There are many painful disorders of the spine, many relating, at least in part, to diseased or damaged intervertebral discs. Disorders include Degenerative Disc Disease, generally an age related disorder where the intervertebral disc gradually loses its water content, resiliency, and height. With a loss in intervertebral disc height and associated loss of normal spacing between vertebrae, motion of the vertebrae can place pressure on the spinal cord or exiting nerve roots. The intervertebral disc itself can also be a source of pain. Spinal disorders, commonly referred to as disc herniation and bulging disc, place painful pressure on the spinal cord and exiting nerve roots. Abnormal bone growth, called osteophytes, can place pressure on nerves or the spinal cord. Often, a surgeon must at least partially remove an intervertebral disc to access and remove an osteophyte.
A surgical approach to treating chronic spinal disorders relates to bony fusion of two adjacent vertebrae in a treatment called spine fusion. Following the achievement of appropriate spacing and alignment of the vertebral bodies, bone graft material and stabilization provide an environment for spine fusion. Implant systems, to include plate and rod systems and interbody devices, such as, interbody spacers and fusion cages can be used to support the spine during fusion. Concerns persist regarding spinal fusion treatment stemming from modest clinical success rates and the creation of rigid regions along an otherwise flexible spine.

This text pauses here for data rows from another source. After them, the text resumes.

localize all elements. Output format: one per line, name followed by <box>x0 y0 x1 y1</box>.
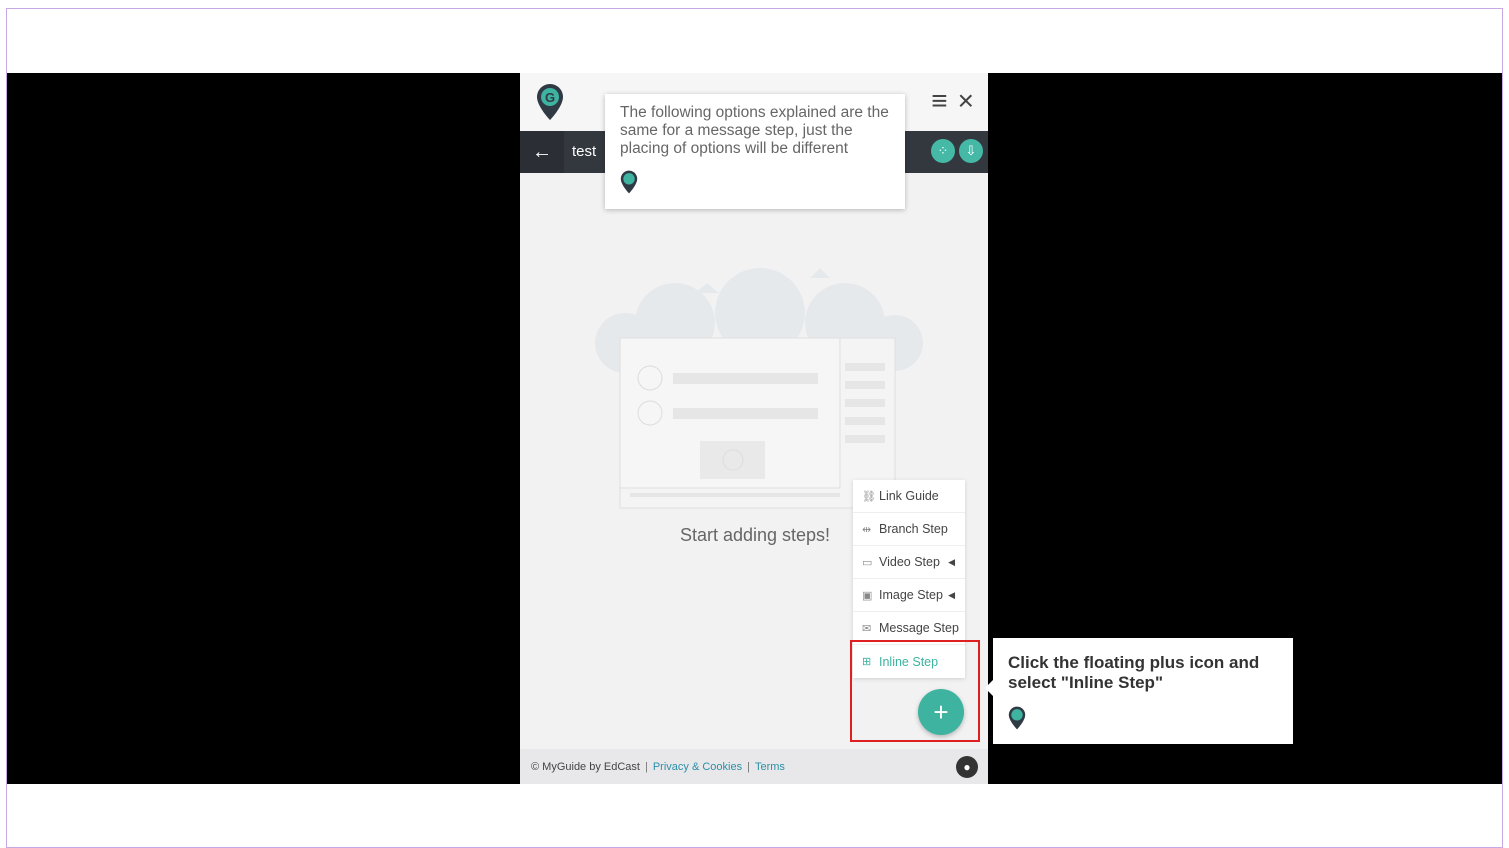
myguide-logo-icon <box>620 170 638 194</box>
branch-icon: ⇹ <box>862 523 872 536</box>
tooltip-text: Click the floating plus icon and select … <box>1008 653 1260 692</box>
video-icon: ▭ <box>862 556 873 569</box>
privacy-link[interactable]: Privacy & Cookies <box>653 761 742 773</box>
image-icon: ▣ <box>862 589 873 602</box>
menu-item-label: Image Step <box>879 588 943 602</box>
myguide-logo-icon: G <box>537 84 563 120</box>
message-icon: ✉ <box>862 622 872 635</box>
caret-left-icon: ◀ <box>948 589 955 600</box>
back-button[interactable]: ← <box>520 131 564 173</box>
tooltip-text: The following options explained are the … <box>620 104 889 157</box>
menu-icon[interactable]: ≡ <box>931 87 947 115</box>
menu-item-video-step[interactable]: ▭ Video Step ◀ <box>853 546 965 579</box>
tooltip-bottom: Click the floating plus icon and select … <box>985 638 1293 744</box>
link-icon: ⛓ <box>862 490 876 503</box>
menu-item-label: Message Step <box>879 621 959 635</box>
menu-item-label: Link Guide <box>879 489 939 503</box>
myguide-logo-icon <box>1008 706 1026 730</box>
highlight-box <box>850 640 980 742</box>
copyright-text: © MyGuide by EdCast <box>531 760 640 773</box>
menu-item-branch-step[interactable]: ⇹ Branch Step <box>853 513 965 546</box>
menu-item-label: Branch Step <box>879 522 948 536</box>
footer-separator: | <box>644 760 648 773</box>
apps-button[interactable]: ⁘ <box>931 139 955 163</box>
terms-link[interactable]: Terms <box>755 761 785 773</box>
guide-title: test <box>572 143 597 160</box>
close-icon[interactable]: × <box>958 87 974 115</box>
menu-item-label: Video Step <box>879 555 940 569</box>
chat-icon[interactable]: ● <box>956 756 978 778</box>
footer-separator: | <box>747 760 750 773</box>
empty-state-illustration <box>595 268 923 509</box>
menu-item-link-guide[interactable]: ⛓ Link Guide <box>853 480 965 513</box>
svg-text:G: G <box>545 90 555 105</box>
panel-footer: © MyGuide by EdCast | Privacy & Cookies … <box>520 749 988 784</box>
caret-left-icon: ◀ <box>948 556 955 567</box>
tooltip-top: The following options explained are the … <box>605 94 905 209</box>
menu-item-image-step[interactable]: ▣ Image Step ◀ <box>853 579 965 612</box>
download-button[interactable]: ⇩ <box>959 139 983 163</box>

Artificial intervertebral discs, or simply artificial discs, are an alternative to spinal fusion and represent an emerging technology. These spinal implants are designed to restore or maintain the appropriate alignment and spacing of adjacent vertebral bodies. In addition, an artificial disc is also designed for kinematic behavior similar to a healthy natural disc. Known artificial disc concepts use numerous means for providing motion and stiffness similar to a natural healthy disc, to include the adaptation of elastomers, mechanical springs, and articulating surfaces.
Prior art artificial discs often use articulating surfaces to create a joint between adjacent vertebrae. Disc implants using articulating surfaces rely on methodology and proven technology used in total joint arthroplasty of the hip, knee, and shoulder. Numerous prior art artificial discs resemble artificial hip and artificial knee joints. Numerous known artificial disc devices resemble variations of a ball-and-socket. Kuntz, in U.S. Pat. No. 4,349,921 (Sep. 21, 1982) discloses an artificial disc, with two components that articulate by means of a projection on one component pivotally engaging a depression on the second component. An artificial disc resembling an artificial knee joint has also been suggested. Shelokov, in U.S. Pat. No. 6,039,763 (Mar. 21, 2000) discloses an artificial spinal disc, similar in configuration to an artificial knee joint.
Heggeness et. al., in U.S. Pat. No. 5,514,180 (May 1996) categorizes the shape or contours of vertebral endplates into five groups: “ramp”, “saddle”, “irregular”, “bowl”, and “hump”. Heggeness et. al., teaches the importance of endplate shape relating to fit and load distribution of a prosthetic devices within intervertebral disc spaces, but Heggeness et. al. does not discuss endplate shape relating to articulating surfaces or spinal kinematics.
Spine kinematics and anatomical shapes vary by region of the spine (cervical, thoracic, and lumbar), and a need exists for artificial discs addressing specific regions of the spine, especially the unique geometry and kinematics of the cervical spine.